La democracia de la constitución de Weimar se suicidó cuando les dio a los nazis los votos suficientes para negociar con los partidos de derecha tradicionales y cuando estos consideraron, ¡ahh error garrafal! que Hitler podía ser controlado o que su gobierno sería débil y fugaz. Menospreciar o subestimar a los políticos por sus discursos exagerados o hiperbólicos o por su apariencia es tremendamente peligroso. El incendio del Reichstag, menos de un mes después de la llegada al poder de los nazis, sirvió de sustento para suspender derechos y garantías (Decreto para la protección del pueblo y Estado), ilegalizar el partido comunista y abrir la puerta para iniciar la dictadura con la aprobación de la Ley de Plenos Poderes (444 votos a favor contra 97).

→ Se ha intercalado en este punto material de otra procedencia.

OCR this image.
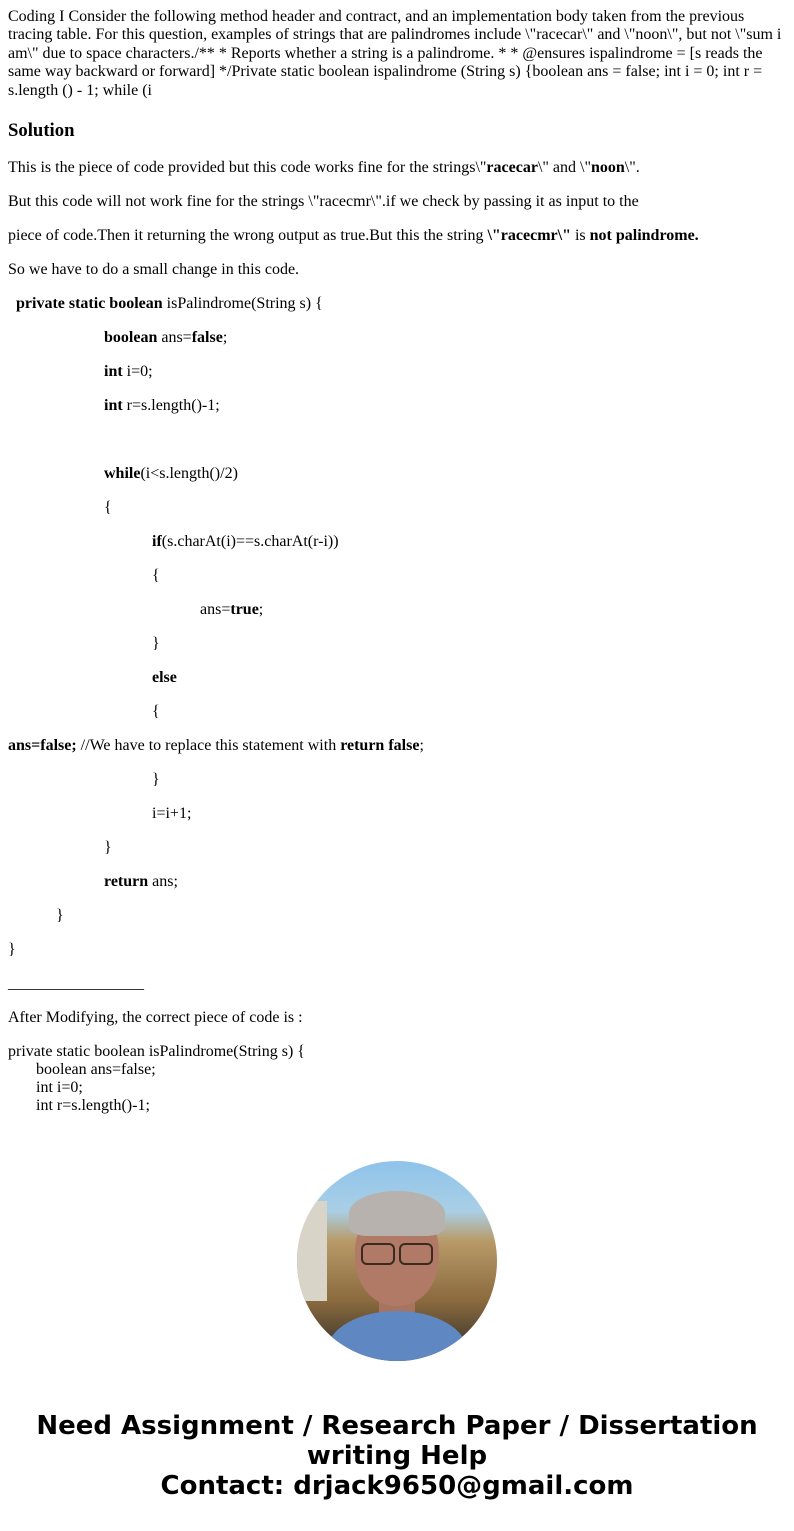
Coding I Consider the following method header and contract, and an implementation body taken from the previous tracing table. For this question, examples of strings that are palindromes include \"racecar\" and \"noon\", but not \"sum i am\" due to space characters./** * Reports whether a string is a palindrome. * * @ensures ispalindrome = [s reads the same way backward or forward] */Private static boolean ispalindrome (String s) {boolean ans = false; int i = 0; int r = s.length () - 1; while (i
Solution
This is the piece of code provided but this code works fine for the strings\"racecar\" and \"noon\".
But this code will not work fine for the strings \"racecmr\".if we check by passing it as input to the
piece of code.Then it returning the wrong output as true.But this the string \"racecmr\" is not palindrome.
So we have to do a small change in this code.
private static boolean isPalindrome(String s) {
boolean ans=false;
int i=0;
int r=s.length()-1;

while(i<s.length()/2)
{
if(s.charAt(i)==s.charAt(r-i))
{
ans=true;
}
else
{
ans=false; //We have to replace this statement with return false;
}
i=i+1;
}
return ans;
}
}
_________________
After Modifying, the correct piece of code is :
private static boolean isPalindrome(String s) {
boolean ans=false;
int i=0;
int r=s.length()-1;
Need Assignment / Research Paper / Dissertation
writing Help
Contact: drjack9650@gmail.com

Es inevitable, además es activamente promovido por el autor, hacer paralelos y analogías con el estado actual del mundo. Cambiar “judío” por “inmigrante” y constatar con tristeza y nerviosismo cómo algunos grandes periódicos se acomodan a gobiernos autoritarios y eligen la ceguera y el silencio estratégico. Mayorías en los parlamentos que son solo apéndices del ejecutivo y ataques sostenidos a los jueces y su independencia. Y el “pueblo” (volk). El pueblo por todas partes. Hitler era el “canciller del pueblo” se lanzó el “carro del pueblo” (Volkswagen) y para explicar quién era el pueblo los nazis simplemente señalaban quién no lo era: Los ricos, las élites, los judíos y los comunistas. Sus enemigos. El nazismo fue un populismo. No es que la historia se repita, pero las democracias se suelen suicidar por medios similares y los instigadores y sus cómplices no cambian tanto con el tiempo. Afortunadamente, a la muerte de la democracia no siempre le sigue el holocausto (o las purgas), pero en escalas menores siempre se impone la violencia y el capricho del líder. El riego es real y mal haríamos en ignorarlo.